Als das Naziregime seine Verfolgungspolitik gegenüber Juden verschärfte, wurde die Auswanderung, wenn auch nur langsam, von vielen Familien in Erwägung gezogen. Dieser Artikel, der im Jüdischen Gemeindeblatt, einer in Berlin herausgegebenen jüdischen Zeitung, veröffentlicht wurde, ist einer von vielen, in denen die Vereinigten Staaten als das „Land der unbegrenzten Möglichkeiten“ dargestellt wurden. Ein jüdischer Facharbeiter konnte in den USA bis zu 35 Dollar pro Woche verdienen, und eine jüdische Frau, die in einem Kaufhaus Arbeit fand, konnte bis zu 20 Dollar pro Woche verdienen. Diese Zahlen waren für Familien, die mit dem Gedanken spielten, Mitteleuropa zu verlassen, oft sehr verlockend, aber wie der Artikel beschreibt, war das Verfahren zur Erlangung eines Visums sowohl kompliziert als auch frustrierend. Potenzielle Einwanderer mussten zwei Sponsoren finden, vorzugsweise Personen, die in direkter familiärer Beziehung zu ihnen standen, und der bürokratische Aufwand war oft überwältigend komplex. Vor 1939 wies die Regierung der Vereinigten Staaten unzählige Antragsteller ab. Außerdem war ein erfolgreicher Antrag keine Garantie für zukünftige wirtschaftliche Sicherheit oder eine friedliche Integration in eine neue Gemeinschaft. Die USA kämpften mit ihrer eigenen Wirtschaftskrise, was es für viele Bürger und Personen mit ständigem Wohnsitz schwierig machte, einen Arbeitsplatz zu finden.

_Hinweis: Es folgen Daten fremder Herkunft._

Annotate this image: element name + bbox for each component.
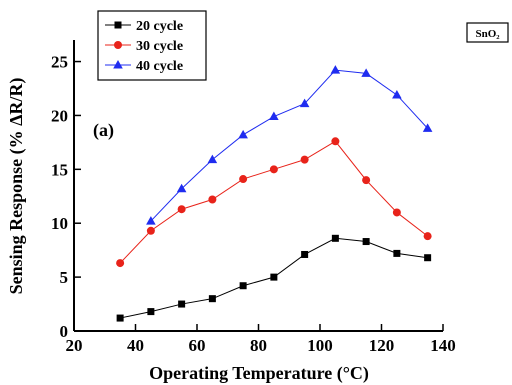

Zeitungsartikel über die jüdische Auswanderung in die USA (November 1937)

Quelle

Jüdische Einwanderung in USA.

Eigener Bericht des Gemeindeblattes von Dr. Günther Plaut (Cincinnati)

Heute rückt die nordamerikanische Union mehr denn je in die Betrachtung als ein Land jüdischer Einwanderung aus Deutschland. Der noch herrscht über Bedingungen und Aussichten einer solchen Wanderung häufig eine überraschende Unklarheit, was sich immer wieder bei Neuankömmlingen feststellen läßt.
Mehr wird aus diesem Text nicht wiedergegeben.